A bare-knuckled tale of a stolen generation

WILLAGEE playwright David Milroy and mate Geoffrey Narkle planned to write a play about travelling boxing shows, but something kept getting in the way.

“Once we started, the big issue, the stolen generation, kept coming up,” Milroy says.

King Hit was the renowned playwright’s second play, written in 1997, 10 years before the 2007 Bringing Them Home royal commission.

“It captured the sentiment of that time. [The] issue of the stolen generation wasn’t in the Australian political landscape or consciousness,” Milroy says.

Banned on health grounds in 1971, travelling boxing tents had been an iconic feature at agricultural shows around the country. Many boxers were Aboriginal, drawn to the dangerous job as they were unable to find work elsewhere.

The play is based on Narkle’s time fighting as Barker Bull Dog with the Stewart Boxing Troupe.

“Boxing became a metaphor,” Milroy says. “King Hit could be an emotional hit.”

At a young age Narkle was forcibly removed from his family and grew up at Wandering Mission (during the writing of the play he was at pains to ensure it was the story of many Aboriginal people, not just his).

• Clarence Ryan stars in Yirra Yaakin’s King Hit, from September 23 at the State Theatre in Northbridge. Photo supplied

• Clarence Ryan stars in Yirra Yaakin’s King Hit, from September 23 at the State Theatre in Northbridge. Photo supplied

“Geoffery didn’t want people coming up to him saying ‘this is my story’– so many were similar,” Milroy says.

King Hit is a hard-hitting look at the stolen generation and its devastating, ongoing impact on so many lives,

It was too much for some, who reacted angrily when it was first performed, despite critical acclaim.

“[Letters] were sent to the company saying that never happened. Even politicians said it. It was very hard and bitter thing for people to accept Australia could do something like that,” Milroy says.

Narkle fought more often than other boxers, and the play shows his determination, and strength, to walk away from the downward spiral of his life, tracing his family and finding inner peace.

He became a pastor at the Aboriginal Evangelical Church, a respected and strong advocate for the Noongar community, and died in 2005 aged just 54.

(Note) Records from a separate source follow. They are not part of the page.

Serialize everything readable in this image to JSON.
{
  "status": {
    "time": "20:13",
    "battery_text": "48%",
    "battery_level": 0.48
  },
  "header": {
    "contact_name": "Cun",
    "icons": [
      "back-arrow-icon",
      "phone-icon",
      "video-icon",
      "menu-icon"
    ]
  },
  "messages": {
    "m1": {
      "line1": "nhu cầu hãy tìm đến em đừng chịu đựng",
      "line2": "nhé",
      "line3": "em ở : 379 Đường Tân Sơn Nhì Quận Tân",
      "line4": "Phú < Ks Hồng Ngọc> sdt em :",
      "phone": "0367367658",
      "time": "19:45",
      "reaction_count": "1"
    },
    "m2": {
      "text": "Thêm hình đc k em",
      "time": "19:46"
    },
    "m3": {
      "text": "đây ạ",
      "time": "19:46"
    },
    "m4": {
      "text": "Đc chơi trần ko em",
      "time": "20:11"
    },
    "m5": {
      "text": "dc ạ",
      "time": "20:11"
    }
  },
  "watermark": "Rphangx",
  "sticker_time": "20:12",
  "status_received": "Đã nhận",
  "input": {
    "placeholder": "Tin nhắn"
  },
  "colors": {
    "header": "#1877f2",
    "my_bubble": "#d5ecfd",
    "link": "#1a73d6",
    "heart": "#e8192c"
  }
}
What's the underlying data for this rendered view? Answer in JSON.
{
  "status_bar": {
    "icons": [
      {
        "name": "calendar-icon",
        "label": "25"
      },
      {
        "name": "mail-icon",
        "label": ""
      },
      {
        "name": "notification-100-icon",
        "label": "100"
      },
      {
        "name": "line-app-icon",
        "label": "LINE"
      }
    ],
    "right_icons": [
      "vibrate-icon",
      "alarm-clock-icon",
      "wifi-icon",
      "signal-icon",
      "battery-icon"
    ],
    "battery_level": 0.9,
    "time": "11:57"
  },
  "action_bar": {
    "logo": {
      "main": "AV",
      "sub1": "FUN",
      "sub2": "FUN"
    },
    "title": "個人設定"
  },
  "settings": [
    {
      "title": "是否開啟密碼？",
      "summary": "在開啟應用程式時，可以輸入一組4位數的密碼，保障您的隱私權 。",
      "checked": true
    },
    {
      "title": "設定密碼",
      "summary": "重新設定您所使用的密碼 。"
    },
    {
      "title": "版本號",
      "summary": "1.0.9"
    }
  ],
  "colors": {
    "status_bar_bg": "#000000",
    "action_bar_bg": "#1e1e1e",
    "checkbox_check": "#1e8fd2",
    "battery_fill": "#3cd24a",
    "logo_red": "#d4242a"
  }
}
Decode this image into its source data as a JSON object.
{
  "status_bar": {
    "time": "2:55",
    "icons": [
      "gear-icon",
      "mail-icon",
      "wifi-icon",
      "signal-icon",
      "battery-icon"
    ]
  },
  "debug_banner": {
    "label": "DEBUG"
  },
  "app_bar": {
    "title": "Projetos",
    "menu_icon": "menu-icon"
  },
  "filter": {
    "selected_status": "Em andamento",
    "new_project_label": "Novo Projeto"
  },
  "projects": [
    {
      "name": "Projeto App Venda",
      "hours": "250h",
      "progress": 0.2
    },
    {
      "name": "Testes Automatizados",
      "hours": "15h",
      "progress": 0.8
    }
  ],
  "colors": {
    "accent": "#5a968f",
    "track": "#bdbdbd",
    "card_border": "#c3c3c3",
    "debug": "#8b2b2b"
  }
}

The smell and atmosphere of the boxing tent will be reproduced at the State Theatre, with the play performed in a tent set up in the courtyard.

The Yirra Yaakin Theatre production features Karla Hart, Clarence Ryan, Benj D’Addario and Maitland Schnaars and is directed by Kyle Morrison.

King Hit is on September 23 to October 4, at the State Theatre in Northbridge.